Selon ce dernier, les abris à insectes sont courants en Europe, ou plusieurs villes, dont Toulouse, les ont introduits dans les parcs et espaces verts pour limiter l'usage de pesticides et favoriser la croissance et la floraison de certains arbres, fleurs et arbustes. Cet hiver, l'instigateur du projet a d'ailleurs testé un modèle format réduit dans son propre jardin en s'inspirant de modèle européen, avant de proposer l'installation de quatre nichoirs à l'échelle du quartier. 

L'idée est toute simple: créer un habitat artificiel qui répond parfaitement aux besoins et petits caprices de petits locataires ailés ou rampants, dans l'espoir que ceux-ci viennent squatter l'endroit et combattre divers prédateurs. 

Pas courant que des gens rêvent d'attirer chez eux toutes sortes de bestioles... «Il se pourrait qu'il y ait des résistances, mais les résidents du voisinage qui appuient ce projet comprennent qu'il s'agit d'attirer des insectes utiles qui vivent dans la nature, pas ceux qui s'introduisent dans les maisons», affirme l'auteur de la page Facebook En vert et pour tous.

Tiges creuses et fagots de planches pour les coccinelles, pots de fleurs remplis de paille et d'argile pour les perce-oreilles, bûches trouées et tiges de bambou pour les guêpes et les abeilles solitaires : toutes les clientèles trouvent chaussure à leurs pieds dans ce «multiplex» à bestioles. «Les gens n'aiment pas beaucoup les perce-oreilles, mais ce sont des alliés au jardin qui tuent les insectes nuisibles comme les pucerons», insiste Jean-François Caron, un résident de la ruelle verte Victor, surnommé «La Victorienne».

Deux des nichoirs seront financés dans le cadre du programme Transforme ta ville du Centre d'écologie urbaine de Montréal (CEUM), et les deux autres se réaliseront grâce aux matériaux fournis par le Groupe Quorum, un promoteur immobilier de la région métropolitaine.
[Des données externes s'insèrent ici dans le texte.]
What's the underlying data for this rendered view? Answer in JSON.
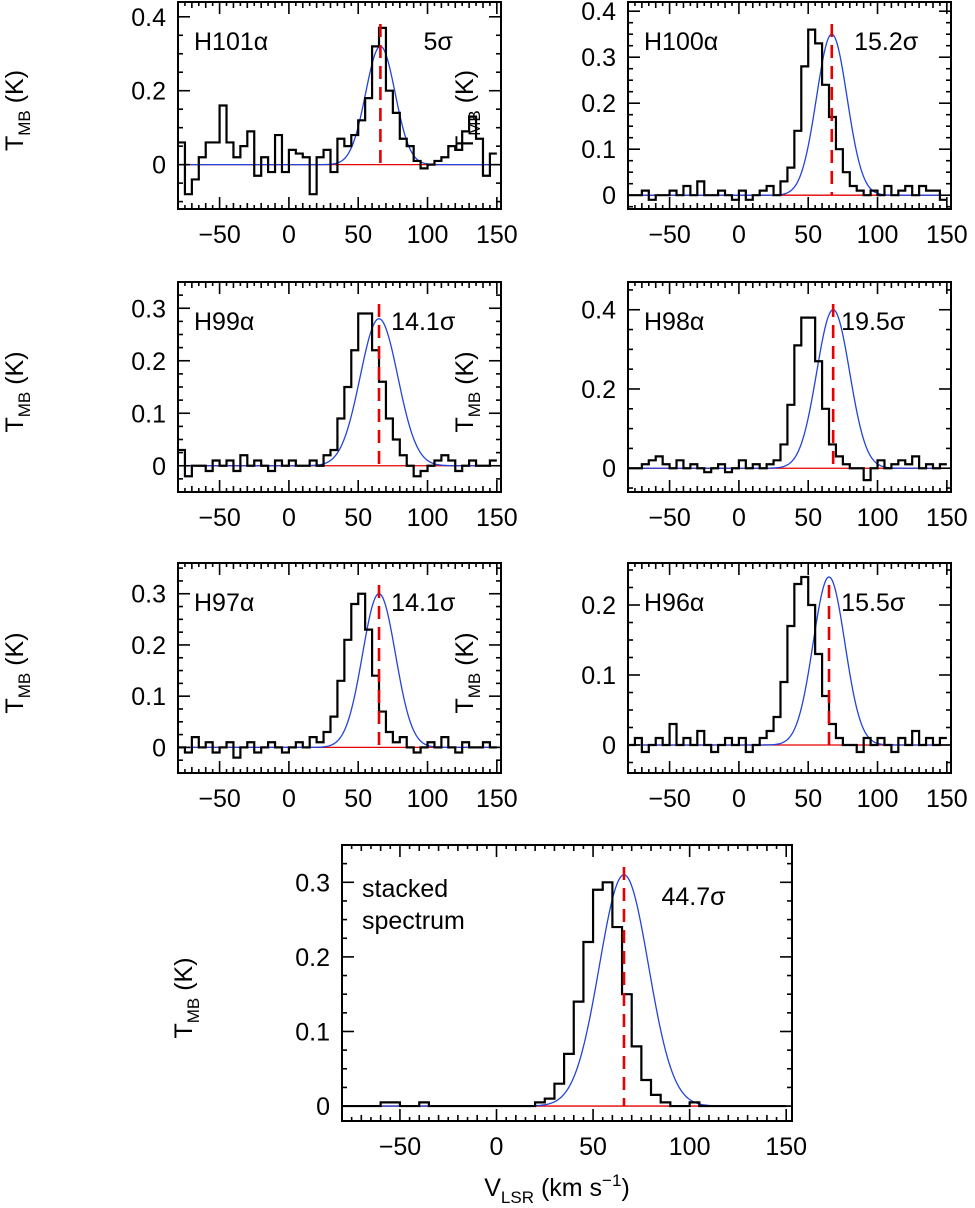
{
  "figure": {
    "y_axis_label": "T_MB (K)",
    "x_axis_label": "V_LSR (km s^-1)",
    "colors": {
      "spectrum": "#000000",
      "fit": "#2244dd",
      "velocity_marker": "#e60000",
      "baseline": "#e60000"
    }
  },
  "chart_data": [
    {
      "type": "line",
      "title": "H101α",
      "significance": "5σ",
      "xlim": [
        -80,
        153
      ],
      "ylim": [
        -0.12,
        0.44
      ],
      "xticks": [
        -50,
        0,
        50,
        100,
        150
      ],
      "yticks": [
        0,
        0.2,
        0.4
      ],
      "ytick_labels": [
        "0",
        "0.2",
        "0.4"
      ],
      "x_start": -80,
      "bin_width": 5,
      "values": [
        0.06,
        -0.08,
        -0.04,
        0.02,
        0.06,
        0.06,
        0.16,
        0.06,
        0.02,
        0.05,
        0.09,
        -0.03,
        0.02,
        -0.02,
        0.08,
        -0.02,
        0.04,
        0.03,
        0.02,
        -0.08,
        0.02,
        0.04,
        -0.02,
        0.07,
        0.05,
        0.08,
        0.12,
        0.18,
        0.32,
        0.37,
        0.2,
        0.14,
        0.07,
        0.05,
        0.01,
        -0.01,
        0.0,
        0.01,
        0.02,
        0.05,
        0.04,
        0.09,
        0.13,
        0.07,
        -0.03,
        0.03
      ],
      "fit": {
        "amplitude": 0.32,
        "center": 66,
        "fwhm": 25
      },
      "vline": 66
    },
    {
      "type": "line",
      "title": "H100α",
      "significance": "15.2σ",
      "xlim": [
        -80,
        153
      ],
      "ylim": [
        -0.03,
        0.42
      ],
      "xticks": [
        -50,
        0,
        50,
        100,
        150
      ],
      "yticks": [
        0,
        0.1,
        0.2,
        0.3,
        0.4
      ],
      "ytick_labels": [
        "0",
        "0.1",
        "0.2",
        "0.3",
        "0.4"
      ],
      "x_start": -80,
      "bin_width": 5,
      "values": [
        0.0,
        0.0,
        0.01,
        -0.01,
        0.0,
        0.0,
        0.01,
        0.0,
        0.02,
        0.0,
        0.03,
        0.0,
        0.0,
        0.01,
        0.0,
        -0.01,
        0.01,
        -0.01,
        0.0,
        0.01,
        0.02,
        0.0,
        0.03,
        0.06,
        0.14,
        0.28,
        0.36,
        0.33,
        0.24,
        0.17,
        0.1,
        0.05,
        0.02,
        0.01,
        0.0,
        0.01,
        0.0,
        0.02,
        0.0,
        0.01,
        0.02,
        0.0,
        0.02,
        0.01,
        0.01,
        -0.01
      ],
      "fit": {
        "amplitude": 0.35,
        "center": 67,
        "fwhm": 26
      },
      "vline": 67
    },
    {
      "type": "line",
      "title": "H99α",
      "significance": "14.1σ",
      "xlim": [
        -80,
        153
      ],
      "ylim": [
        -0.05,
        0.35
      ],
      "xticks": [
        -50,
        0,
        50,
        100,
        150
      ],
      "yticks": [
        0,
        0.1,
        0.2,
        0.3
      ],
      "ytick_labels": [
        "0",
        "0.1",
        "0.2",
        "0.3"
      ],
      "x_start": -80,
      "bin_width": 5,
      "values": [
        0.03,
        -0.02,
        0.0,
        0.0,
        -0.01,
        0.01,
        0.0,
        0.01,
        -0.01,
        0.02,
        0.0,
        0.01,
        0.0,
        -0.01,
        0.01,
        0.0,
        0.01,
        0.0,
        0.0,
        0.01,
        0.0,
        0.02,
        0.03,
        0.09,
        0.15,
        0.22,
        0.29,
        0.29,
        0.22,
        0.16,
        0.09,
        0.05,
        0.02,
        0.0,
        -0.02,
        -0.01,
        0.0,
        0.01,
        0.02,
        0.01,
        -0.01,
        0.0,
        0.01,
        0.0,
        0.0,
        0.01
      ],
      "fit": {
        "amplitude": 0.28,
        "center": 65,
        "fwhm": 32
      },
      "vline": 65
    },
    {
      "type": "line",
      "title": "H98α",
      "significance": "19.5σ",
      "xlim": [
        -80,
        153
      ],
      "ylim": [
        -0.06,
        0.47
      ],
      "xticks": [
        -50,
        0,
        50,
        100,
        150
      ],
      "yticks": [
        0,
        0.2,
        0.4
      ],
      "ytick_labels": [
        "0",
        "0.2",
        "0.4"
      ],
      "x_start": -80,
      "bin_width": 5,
      "values": [
        0.0,
        0.0,
        0.01,
        0.02,
        0.03,
        0.01,
        0.0,
        0.02,
        0.0,
        0.01,
        0.0,
        -0.01,
        0.0,
        0.01,
        -0.01,
        0.0,
        0.02,
        0.0,
        0.01,
        0.0,
        0.01,
        0.02,
        0.06,
        0.16,
        0.31,
        0.38,
        0.38,
        0.27,
        0.15,
        0.06,
        0.03,
        0.01,
        0.0,
        0.0,
        -0.03,
        0.0,
        0.02,
        0.0,
        0.01,
        0.02,
        0.01,
        0.03,
        0.0,
        0.01,
        0.0,
        0.01
      ],
      "fit": {
        "amplitude": 0.4,
        "center": 68,
        "fwhm": 28
      },
      "vline": 68
    },
    {
      "type": "line",
      "title": "H97α",
      "significance": "14.1σ",
      "xlim": [
        -80,
        153
      ],
      "ylim": [
        -0.05,
        0.36
      ],
      "xticks": [
        -50,
        0,
        50,
        100,
        150
      ],
      "yticks": [
        0,
        0.1,
        0.2,
        0.3
      ],
      "ytick_labels": [
        "0",
        "0.1",
        "0.2",
        "0.3"
      ],
      "x_start": -80,
      "bin_width": 5,
      "values": [
        0.0,
        -0.01,
        0.02,
        0.0,
        0.01,
        -0.01,
        0.0,
        0.01,
        -0.02,
        0.0,
        0.01,
        -0.01,
        0.0,
        0.01,
        0.0,
        -0.01,
        0.0,
        0.01,
        0.0,
        0.02,
        0.01,
        0.03,
        0.06,
        0.13,
        0.21,
        0.28,
        0.3,
        0.23,
        0.14,
        0.07,
        0.03,
        0.01,
        0.02,
        0.0,
        -0.01,
        0.0,
        0.01,
        0.0,
        0.02,
        0.0,
        -0.01,
        0.01,
        0.0,
        0.0,
        0.01,
        0.0
      ],
      "fit": {
        "amplitude": 0.3,
        "center": 65,
        "fwhm": 28
      },
      "vline": 65
    },
    {
      "type": "line",
      "title": "H96α",
      "significance": "15.5σ",
      "xlim": [
        -80,
        153
      ],
      "ylim": [
        -0.04,
        0.26
      ],
      "xticks": [
        -50,
        0,
        50,
        100,
        150
      ],
      "yticks": [
        0,
        0.1,
        0.2
      ],
      "ytick_labels": [
        "0",
        "0.1",
        "0.2"
      ],
      "x_start": -80,
      "bin_width": 5,
      "values": [
        0.0,
        0.01,
        -0.01,
        0.0,
        0.01,
        0.0,
        0.03,
        0.0,
        0.01,
        0.0,
        0.02,
        0.0,
        -0.01,
        0.0,
        0.01,
        0.0,
        0.01,
        -0.01,
        0.0,
        0.01,
        0.02,
        0.04,
        0.09,
        0.17,
        0.23,
        0.24,
        0.2,
        0.13,
        0.07,
        0.03,
        0.01,
        0.0,
        0.0,
        -0.01,
        0.01,
        0.0,
        0.01,
        0.0,
        -0.01,
        0.01,
        0.0,
        0.02,
        0.0,
        0.01,
        0.0,
        0.01
      ],
      "fit": {
        "amplitude": 0.24,
        "center": 65,
        "fwhm": 27
      },
      "vline": 65
    },
    {
      "type": "line",
      "title": "stacked spectrum",
      "title_lines": [
        "stacked",
        "spectrum"
      ],
      "significance": "44.7σ",
      "xlim": [
        -80,
        153
      ],
      "ylim": [
        -0.02,
        0.35
      ],
      "xticks": [
        -50,
        0,
        50,
        100,
        150
      ],
      "yticks": [
        0,
        0.1,
        0.2,
        0.3
      ],
      "ytick_labels": [
        "0",
        "0.1",
        "0.2",
        "0.3"
      ],
      "x_start": -80,
      "bin_width": 5,
      "values": [
        0.0,
        0.0,
        0.0,
        0.0,
        0.005,
        0.005,
        0.0,
        0.0,
        0.005,
        0.0,
        0.0,
        0.0,
        0.0,
        0.0,
        0.0,
        0.0,
        0.0,
        0.0,
        0.0,
        0.0,
        0.005,
        0.01,
        0.03,
        0.07,
        0.14,
        0.22,
        0.29,
        0.3,
        0.24,
        0.15,
        0.08,
        0.035,
        0.015,
        0.005,
        0.0,
        0.0,
        0.005,
        0.0,
        0.0,
        0.0,
        0.0,
        0.0,
        0.0,
        0.0,
        0.0,
        0.0
      ],
      "fit": {
        "amplitude": 0.31,
        "center": 66,
        "fwhm": 30
      },
      "vline": 66
    }
  ]
}
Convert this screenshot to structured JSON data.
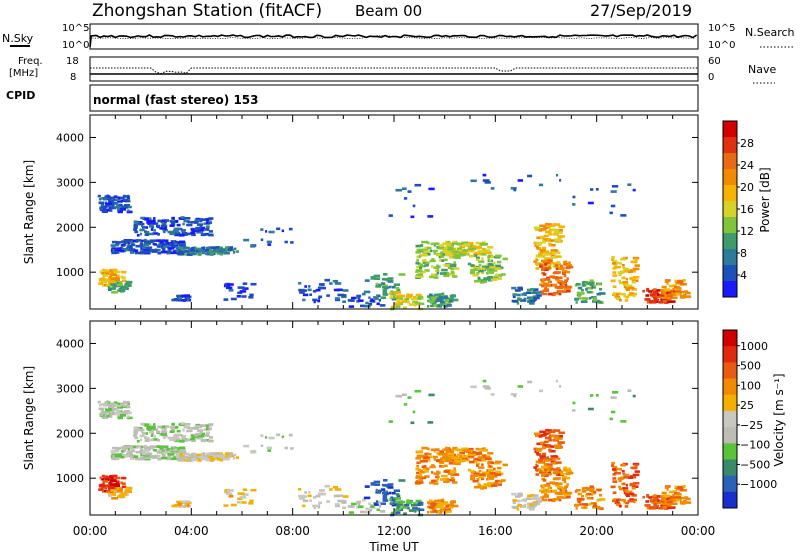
{
  "header": {
    "station": "Zhongshan Station (fitACF)",
    "beam": "Beam 00",
    "date": "27/Sep/2019"
  },
  "top_panels": {
    "nsky_label": "N.Sky",
    "nsearch_label": "N.Search",
    "nsky_ticks": [
      "10^5",
      "10^0"
    ],
    "nsearch_ticks": [
      "10^5",
      "10^0"
    ],
    "freq_label_line1": "Freq.",
    "freq_label_line2": "[MHz]",
    "freq_ticks": [
      "18",
      "8"
    ],
    "nave_label": "Nave",
    "nave_ticks": [
      "60",
      "0"
    ],
    "cpid_label": "CPID",
    "cpid_text": "normal (fast stereo) 153"
  },
  "chart_data": [
    {
      "type": "heatmap",
      "name": "power",
      "ylabel": "Slant Range [km]",
      "yticks": [
        "4000",
        "3000",
        "2000",
        "1000"
      ],
      "ylim": [
        180,
        4500
      ],
      "xlim": [
        0,
        24
      ],
      "colorbar_label": "Power [dB]",
      "colorbar_ticks": [
        "28",
        "24",
        "20",
        "16",
        "12",
        "8",
        "4"
      ],
      "colors": [
        "#1a1aff",
        "#1f4fb8",
        "#2d7a9a",
        "#3f9c6a",
        "#7fc43a",
        "#d6d22a",
        "#f5b400",
        "#f08a00",
        "#e86a12",
        "#e03010",
        "#d40000"
      ]
    },
    {
      "type": "heatmap",
      "name": "velocity",
      "ylabel": "Slant Range [km]",
      "yticks": [
        "4000",
        "3000",
        "2000",
        "1000"
      ],
      "ylim": [
        180,
        4500
      ],
      "xlim": [
        0,
        24
      ],
      "colorbar_label": "Velocity [m s⁻¹]",
      "colorbar_ticks": [
        "1000",
        "500",
        "100",
        "25",
        "−25",
        "−100",
        "−500",
        "−1000"
      ],
      "colors": [
        "#1a2fd0",
        "#2a62b8",
        "#3a8a6a",
        "#59c33c",
        "#bdbdb5",
        "#c8c8c0",
        "#f3b000",
        "#f08a00",
        "#ea5a10",
        "#e02a10",
        "#d00000"
      ]
    }
  ],
  "xaxis": {
    "ticks": [
      "00:00",
      "04:00",
      "08:00",
      "12:00",
      "16:00",
      "20:00",
      "00:00"
    ],
    "label": "Time UT"
  }
}
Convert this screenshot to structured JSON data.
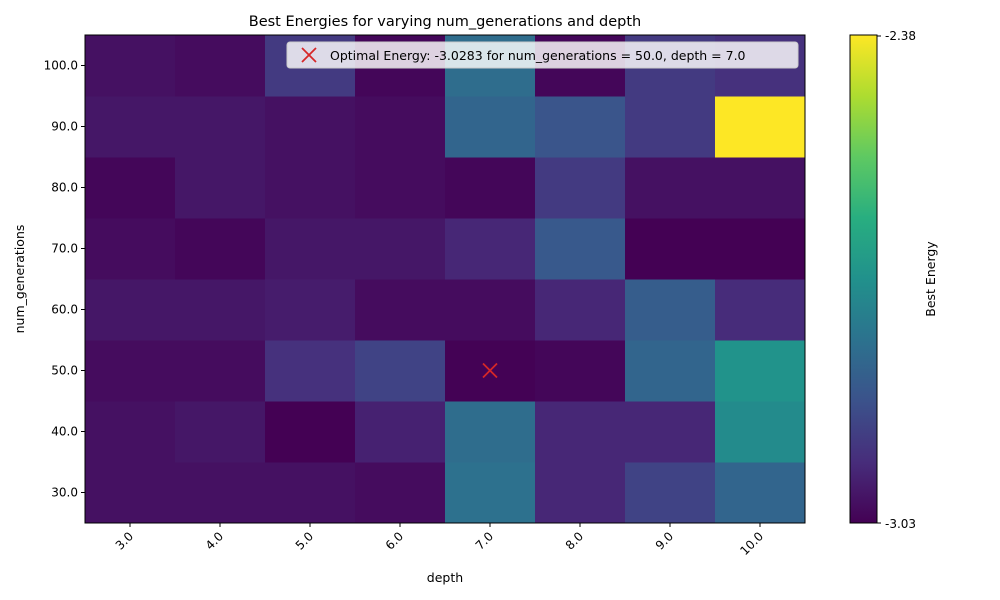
{
  "chart_data": {
    "type": "heatmap",
    "title": "Best Energies for varying num_generations and depth",
    "xlabel": "depth",
    "ylabel": "num_generations",
    "x_ticks": [
      "3.0",
      "4.0",
      "5.0",
      "6.0",
      "7.0",
      "8.0",
      "9.0",
      "10.0"
    ],
    "y_ticks": [
      "30.0",
      "40.0",
      "50.0",
      "60.0",
      "70.0",
      "80.0",
      "90.0",
      "100.0"
    ],
    "z": [
      [
        -3.0,
        -3.0,
        -3.0,
        -3.01,
        -2.79,
        -2.96,
        -2.9,
        -2.82
      ],
      [
        -3.0,
        -2.99,
        -3.03,
        -2.97,
        -2.8,
        -2.96,
        -2.96,
        -2.72
      ],
      [
        -3.01,
        -3.01,
        -2.94,
        -2.9,
        -3.0283,
        -3.02,
        -2.82,
        -2.7
      ],
      [
        -2.99,
        -2.99,
        -2.98,
        -3.01,
        -3.01,
        -2.96,
        -2.84,
        -2.95
      ],
      [
        -3.01,
        -3.02,
        -2.99,
        -2.99,
        -2.96,
        -2.85,
        -3.03,
        -3.03
      ],
      [
        -3.02,
        -2.99,
        -3.0,
        -3.01,
        -3.02,
        -2.92,
        -3.0,
        -3.0
      ],
      [
        -2.99,
        -2.99,
        -3.0,
        -3.01,
        -2.82,
        -2.86,
        -2.92,
        -2.38
      ],
      [
        -3.0,
        -3.01,
        -2.92,
        -3.02,
        -2.8,
        -3.02,
        -2.92,
        -2.94
      ]
    ],
    "colormap": "viridis",
    "colorbar": {
      "label": "Best Energy",
      "min": -3.03,
      "max": -2.38,
      "min_label": "-3.03",
      "max_label": "-2.38"
    },
    "marker": {
      "depth": 7.0,
      "num_generations": 50.0,
      "symbol": "x",
      "color": "#d62728",
      "legend": "Optimal Energy: -3.0283 for num_generations = 50.0, depth = 7.0"
    },
    "legend_position": "upper right"
  }
}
Deux des quatre futurs condos à insectes seront érigés dans La Victorienne, et deux autres seront introduits dans la ruelle Gordon & Rielle, qui jouxte un ex-stationnement où foisonnent désormais des plantes sauvages.

«Peu importe le type d'insectes qui s'y installera, on pense que ça va attirer plus d'oiseaux et de chauve-souris. On a conçu un panneau de sensibilisation pour expliquer aux gens l'utilité de ce genre d'outil. Le rôle des insectes en milieu urbain est encore méconnu», ajoute ce résident. 

L'arrondissement de Saint-Laurent a décidé d'implanter l'an dernier un hôtel particulier pour petites bêtes dans le Bois du Parc Marcel-Laurin, construit avec soin par des étudiants du collège Vanier.
 
On saura cet été si l'habitat a été choyé et investi par ces petits locataires, hautement recherchés pour recréer la nature en ville.